Menurut Waliul Khan, dalam keterangan tertulis, pewarna makanan ini secara langsung mengganggu fungsi penghalang usus dan meningkatkan produksi serotonin, hormon/neurotransmiter yang ditemukan di usus, yang kemudian mengubah komposisi mikrobiota usus. Akibatnya, kerentanan terhadap kolitis meningkat.
”Studi ini menunjukkan efek berbahaya yang signifikan dari Allura Red pada kesehatan usus dan mengidentifikasi serotonin usus sebagai faktor penting yang memediasi efek ini. Temuan ini memiliki implikasi penting dalam pencegahan dan pengelolaan peradangan usus,” kata Khan.
Menurut Khan, penelitian ini diharapkan dapat menyadarkan masyarakat tentang potensi bahaya pewarna makanan yang kita konsumsi sehari-hari. Data literatur juga menunjukkan bahwa konsumsi AR juga memengaruhi alergi tertentu, gangguan kekebalan tubuh, dan masalah perilaku pada anak-anak, seperti gangguan hiperaktif defisit perhatian.
Khan mengatakan, IBD adalah kondisi peradangan kronis serius pada usus manusia yang memengaruhi jutaan orang di seluruh dunia. Sementara penyebab pastinya masih belum sepenuhnya dipahami, penelitian telah menunjukkan bahwa respons imun yang tidak teratur, faktor genetik, ketidakseimbangan mikrobiota usus, dan faktor lingkungan dapat memicu kondisi ini.

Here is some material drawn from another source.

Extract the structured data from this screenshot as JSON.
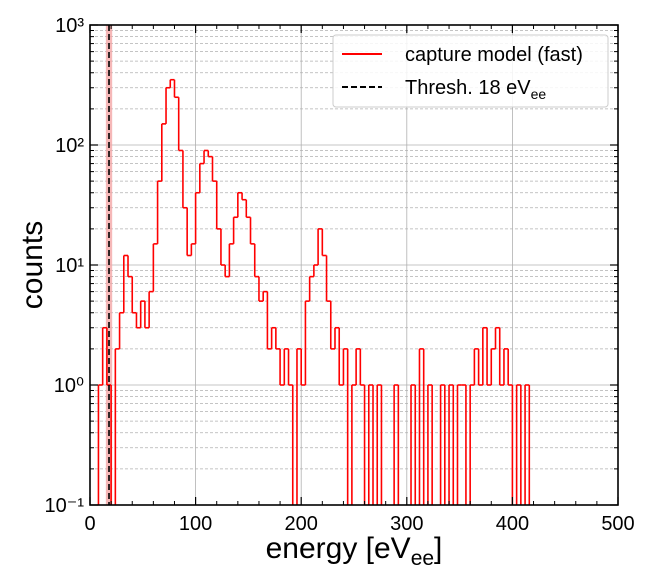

Dalam beberapa tahun terakhir telah ada kemajuan yang signifikan dalam identifikasi gen kerentanan dan memahami peran sistem kekebalan dan mikrobiota inang dalam patogenesis IBD. Namun, menurut Khan, kemajuan serupa dalam menentukan faktor risiko lingkungan telah tertinggal.
Khan mengatakan, pemicu lingkungan IBD termasuk pola makan khas Barat, yang meliputi lemak olahan, daging merah dan olahan, gula, dan kekurangan serat. Makanan Barat dan makanan olahan juga mengandung berbagai bahan tambahan pangan dan pewarna dalam jumlah besar.
Penelitian tersebut menunjukkan hubungan antara pewarna makanan yang biasa digunakan dan IBD. Eksplorasi lebih lanjut hubungan antara pewarna makanan dan IBD pada tingkat eksperimental, epidemiologis, dan klinis perlu dilakukan ke depan.